DNA mutations resulting in the production of a specific enzyme called glucocerebrosidase (GBA) have been linked to a five-fold greater risk of developing Parkinson's disease; however, only 30% of individuals with this mutation have been shown to develop Parkinson's disease by the age of 80. This discordance suggests that multiple factors contribute to the development of Parkinson's disease, including both genetic and non-genetic factors. To date, there has been no appropriate model to identify and test multiple triggers leading to the onset of the disease.
In this study, published today in Cell Reports, a set of identical twins, both with a GBA mutation, provided a unique opportunity to evaluate and dissect the genetic and non-genetic contributions to the development of Parkinson's disease in one twin, and the lack of disease in the other. The scientists made induced pluripotent stem (iPS) cells from skin samples from both twins to generate a cellular model of Parkinson's in a dish, recapitulating key features of the disease, specifically the accumulation of -synuclein and dopamine deficiency.
Upon analyzing the cell models, the scientists found that the dopamine-producing neurons from both twins had reduced GBA enzymatic activity, elevated -synuclein protein levels, and a reduced capacity to synthesize and release dopamine.

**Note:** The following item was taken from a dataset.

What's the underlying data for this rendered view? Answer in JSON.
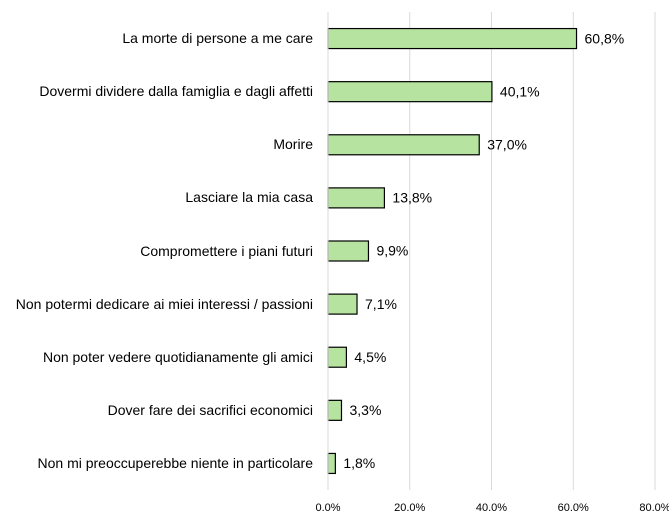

In comparison to his unaffected brother, the neurons generated from the affected twin produced less dopamine, had higher levels of an enzyme called monoamine oxidase B (MAO-B), and poor ability to connect with each other. Treating the neurons with molecules that lowered the activity of MAO-B together with overexpressed GBA normalized -synuclein and dopamine levels in the cell models. This suggests that a combination therapy for the affected twin may be possible by simultaneously targeting these two enzymes.
"The subject of Parkinson's disease discordant twins gave us an incredible opportunity to utilize stem cell models of disease in a dish to unlock some of the biological mechanisms of disease," said Dr. Scott Noggle, NYSCF Vice President, Stem Cell Research and The NYSCF - Charles Evans Senior Research Fellow for Alzheimer's Disease. "Working with these various different groups and scientists added to the depth and value of the research and we hope our findings will be applicable to other Parkinson's disease patients and other neurodegenerative disorders."